Victor, 15 ans : le Greta Thunberg lorrain


L'adolescent a rassemblé, en mars 2019, 79 associations de protection de la nature et près de 2000 personnes pour une "Marche pour la biodiversité". (Photo : AFP)

« La beauté et la richesse du monde vivant m’impressionnent. La nature nous dépasse à un point!… » : Victor Noël, 15 ans, milite pour la préservation de la biodiversité avec des vidéos tournées depuis le jardin familial à Rombas (Moselle) ou dans la forêt alentour.

Sur son blog, sa page Facebook et sa chaîne YouTube, il a posté pendant le confinement une vidéo consacrée à sa mare, « oasis pour la biodiversité ». Père et fils ont creusé ce trou d’eau à l’hiver 2018 « pour créer un logis pour les espèces inféodées au milieu aquatique », raconte Victor, cheveux bruns au carré et lunettes, juste avant avant la journée mondiale de l’environnement vendredi.

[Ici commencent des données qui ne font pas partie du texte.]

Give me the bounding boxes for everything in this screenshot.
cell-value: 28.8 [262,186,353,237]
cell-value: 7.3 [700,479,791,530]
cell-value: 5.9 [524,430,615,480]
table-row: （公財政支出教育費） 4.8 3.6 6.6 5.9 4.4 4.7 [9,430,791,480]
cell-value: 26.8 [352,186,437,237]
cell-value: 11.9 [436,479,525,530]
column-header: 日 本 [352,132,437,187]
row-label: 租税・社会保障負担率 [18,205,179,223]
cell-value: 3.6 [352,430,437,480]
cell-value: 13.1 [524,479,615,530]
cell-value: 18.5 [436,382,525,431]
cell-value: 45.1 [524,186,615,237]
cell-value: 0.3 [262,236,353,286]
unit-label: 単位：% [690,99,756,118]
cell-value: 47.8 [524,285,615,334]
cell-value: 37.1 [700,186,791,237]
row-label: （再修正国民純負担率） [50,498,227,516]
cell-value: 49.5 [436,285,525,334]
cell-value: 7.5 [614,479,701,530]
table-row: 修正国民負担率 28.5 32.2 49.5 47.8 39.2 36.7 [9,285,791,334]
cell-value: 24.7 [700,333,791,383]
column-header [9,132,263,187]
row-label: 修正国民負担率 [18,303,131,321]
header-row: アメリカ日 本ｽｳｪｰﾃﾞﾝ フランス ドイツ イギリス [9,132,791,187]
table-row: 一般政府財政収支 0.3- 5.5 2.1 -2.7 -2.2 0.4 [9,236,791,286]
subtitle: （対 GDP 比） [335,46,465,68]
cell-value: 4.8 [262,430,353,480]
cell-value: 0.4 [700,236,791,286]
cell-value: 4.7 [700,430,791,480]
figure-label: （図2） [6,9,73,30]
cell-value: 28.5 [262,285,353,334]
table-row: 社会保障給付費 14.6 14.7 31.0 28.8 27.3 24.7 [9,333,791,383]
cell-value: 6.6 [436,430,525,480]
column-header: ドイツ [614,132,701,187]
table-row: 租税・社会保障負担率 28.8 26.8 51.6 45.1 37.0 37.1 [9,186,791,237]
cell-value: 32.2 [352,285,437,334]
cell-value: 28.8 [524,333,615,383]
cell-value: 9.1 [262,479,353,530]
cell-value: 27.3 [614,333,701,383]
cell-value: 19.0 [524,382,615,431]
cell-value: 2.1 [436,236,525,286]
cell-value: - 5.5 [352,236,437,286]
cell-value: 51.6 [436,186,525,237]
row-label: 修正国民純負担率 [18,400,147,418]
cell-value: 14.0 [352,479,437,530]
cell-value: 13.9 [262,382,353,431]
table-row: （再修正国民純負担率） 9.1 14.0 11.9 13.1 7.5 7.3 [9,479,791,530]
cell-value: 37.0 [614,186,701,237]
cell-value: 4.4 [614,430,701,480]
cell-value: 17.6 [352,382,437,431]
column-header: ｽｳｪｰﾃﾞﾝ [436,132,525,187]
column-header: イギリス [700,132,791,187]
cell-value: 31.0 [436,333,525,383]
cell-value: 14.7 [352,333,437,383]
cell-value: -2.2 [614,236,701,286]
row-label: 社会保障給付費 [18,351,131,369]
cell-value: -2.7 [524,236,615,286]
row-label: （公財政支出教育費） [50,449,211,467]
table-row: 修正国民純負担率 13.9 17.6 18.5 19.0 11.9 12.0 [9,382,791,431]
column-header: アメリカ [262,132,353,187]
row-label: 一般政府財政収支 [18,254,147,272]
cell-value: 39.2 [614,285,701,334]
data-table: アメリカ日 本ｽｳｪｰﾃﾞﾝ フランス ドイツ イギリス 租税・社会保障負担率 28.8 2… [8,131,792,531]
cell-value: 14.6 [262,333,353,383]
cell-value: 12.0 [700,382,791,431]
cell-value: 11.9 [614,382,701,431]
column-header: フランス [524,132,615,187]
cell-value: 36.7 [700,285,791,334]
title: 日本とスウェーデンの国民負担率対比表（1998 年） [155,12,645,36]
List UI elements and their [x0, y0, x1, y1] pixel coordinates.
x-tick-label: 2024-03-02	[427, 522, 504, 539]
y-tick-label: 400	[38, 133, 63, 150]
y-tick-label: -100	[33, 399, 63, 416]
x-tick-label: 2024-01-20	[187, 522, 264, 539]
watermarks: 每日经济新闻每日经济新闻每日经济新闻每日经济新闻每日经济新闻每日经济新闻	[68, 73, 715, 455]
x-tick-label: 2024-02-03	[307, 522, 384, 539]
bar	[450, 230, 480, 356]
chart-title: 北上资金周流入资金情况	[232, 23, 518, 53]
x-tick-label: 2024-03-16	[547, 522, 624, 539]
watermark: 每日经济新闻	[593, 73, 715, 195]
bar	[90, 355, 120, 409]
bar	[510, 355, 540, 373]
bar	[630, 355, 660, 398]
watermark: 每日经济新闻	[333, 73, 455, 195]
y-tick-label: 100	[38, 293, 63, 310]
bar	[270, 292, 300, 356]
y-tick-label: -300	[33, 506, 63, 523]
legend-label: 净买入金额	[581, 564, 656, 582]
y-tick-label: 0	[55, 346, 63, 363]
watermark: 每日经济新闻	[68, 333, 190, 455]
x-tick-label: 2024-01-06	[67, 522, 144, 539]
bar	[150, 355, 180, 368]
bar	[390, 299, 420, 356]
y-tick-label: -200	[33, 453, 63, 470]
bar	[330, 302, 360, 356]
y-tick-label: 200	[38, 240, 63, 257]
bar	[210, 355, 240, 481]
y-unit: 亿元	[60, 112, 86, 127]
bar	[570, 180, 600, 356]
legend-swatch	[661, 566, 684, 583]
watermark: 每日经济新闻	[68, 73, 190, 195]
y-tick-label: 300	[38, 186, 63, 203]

Une grenouille, baptisée Francis, règne en maître sur les lieux, où s’abreuvent abeilles et agrions, où s’épanouissent notonectes (insectes aquatiques) et larves de libellules. Ses vidéos ou textes concernent pêle-mêle la consommation d’espèces animales – Victor est végane -, la pollution lumineuse ou la vie des animaux captée par des pièges photographiques. Il publie aussi d’incroyables clichés d’insectes et d’animaux.

« Le vivant est quelque chose d’exceptionnel qu’il faut préserver pour lui et pas avec une vision utilitariste. Si je laisse une bande enherbée dans mon jardin, ce n’est pas pour avoir des auxiliaires » et lutter contre des insectes considérés comme nuisibles, « mais pour offrir un habitat à des espèces », explique l’adolescent fluet. Enfant curieux, il s’est d’abord intéressé aux dinosaures, à la préhistoire et aux oiseaux, puis à la biodiversité et sa sauvegarde.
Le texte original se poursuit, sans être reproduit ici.